This is the mail archive of the
binutils@sourceware.org
mailing list for the binutils project.
Re: [GOLD] Support --icf=safe with -pie for x86_64
- From: "Rahul Chaudhry via binutils" <binutils at sourceware dot org>
- To: Alan Modra <amodra at gmail dot com>
- Cc: Binutils <binutils at sourceware dot org>, Cary Coutant <ccoutant at gmail dot com>, Sriraman Tallam <tmsriram at google dot com>
- Date: Fri, 13 Jan 2017 16:28:36 -0800
- Subject: Re: [GOLD] Support --icf=safe with -pie for x86_64
- Authentication-results: sourceware.org; auth=none
- References: <CAJRD=oqcd2y03pjosB6ifygwGv1wO0VgPFFqvTiSOvFhaqisJA@mail.gmail.com> <20170113012324.GO32333@bubble.grove.modra.org> <CAJRD=opJc+d+RENAfdndtyB2mjSHLTgXfhua2KF=R46dtkA-4Q@mail.gmail.com> <20170113222348.GV32333@bubble.grove.modra.org>
- Reply-to: Rahul Chaudhry <rahulchaudhry at google dot com>
On Fri, Jan 13, 2017 at 2:23 PM, Alan Modra <amodra@gmail.com> wrote:
> On Fri, Jan 13, 2017 at 12:10:55PM -0800, Rahul Chaudhry wrote:
>> > Also, might you have an R_X86_64_PC32 in data and so be looking at the
>> > high byte of the previous word?
>>
>> Not sure what you mean here, but this code is only called for text sections, so
>
> OK, if you know it is text then you're a lot safer, but even so..
>
>> we can be sure that the relocation offset is part of an instruction. Did you
>> mean an instruction with an encoding containning opcode bytes, followed by
>> immediate operand, which is followed by a R_X86_64_PC32 relocation?
>
> .. what if you have a jump table of 32-bit relative offsets in text?

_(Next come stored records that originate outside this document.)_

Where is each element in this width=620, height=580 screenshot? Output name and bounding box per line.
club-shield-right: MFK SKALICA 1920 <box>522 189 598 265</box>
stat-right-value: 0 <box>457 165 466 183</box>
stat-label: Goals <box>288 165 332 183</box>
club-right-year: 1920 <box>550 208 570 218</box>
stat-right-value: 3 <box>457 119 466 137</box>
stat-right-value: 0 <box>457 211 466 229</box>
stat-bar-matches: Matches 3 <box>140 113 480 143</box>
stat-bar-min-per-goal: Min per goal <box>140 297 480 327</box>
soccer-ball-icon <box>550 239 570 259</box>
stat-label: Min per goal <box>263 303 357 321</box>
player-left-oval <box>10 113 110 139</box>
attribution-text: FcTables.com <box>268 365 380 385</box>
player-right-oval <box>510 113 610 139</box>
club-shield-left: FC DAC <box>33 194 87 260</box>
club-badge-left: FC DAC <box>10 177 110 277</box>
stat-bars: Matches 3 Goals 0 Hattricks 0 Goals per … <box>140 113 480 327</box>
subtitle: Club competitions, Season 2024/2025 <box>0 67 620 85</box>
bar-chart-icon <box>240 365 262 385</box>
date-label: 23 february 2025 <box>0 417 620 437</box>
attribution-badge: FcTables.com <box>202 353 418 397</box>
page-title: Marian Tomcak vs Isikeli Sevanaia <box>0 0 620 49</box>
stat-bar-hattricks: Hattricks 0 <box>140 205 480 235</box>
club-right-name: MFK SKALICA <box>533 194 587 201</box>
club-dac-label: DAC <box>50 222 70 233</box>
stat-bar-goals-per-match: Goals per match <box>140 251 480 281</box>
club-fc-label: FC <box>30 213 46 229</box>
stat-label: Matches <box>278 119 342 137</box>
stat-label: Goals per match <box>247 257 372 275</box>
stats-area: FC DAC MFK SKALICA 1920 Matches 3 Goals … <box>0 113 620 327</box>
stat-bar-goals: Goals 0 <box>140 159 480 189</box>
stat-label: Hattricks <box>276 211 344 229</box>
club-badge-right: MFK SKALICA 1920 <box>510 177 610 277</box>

> I think such a table would use R_X86_64_PC32 relocs if the
> destinations were in other sections or other files. If your new code
> happens to look at one of those relocs then one byte before r_offset
> is not part of an instruction using an R_X86_64_PC32 reloc.
For a jump table containing relocations, it should be fine to treat all of them
as function calls/jumps, right?
If anything, the check for opcode 1-2 bytes before r_offset is likely to fail
and classify the relocation as address taken instead of a function call. This
is the reverse problem of above, it may result in a function section not
getting folded, that could have been folded safely.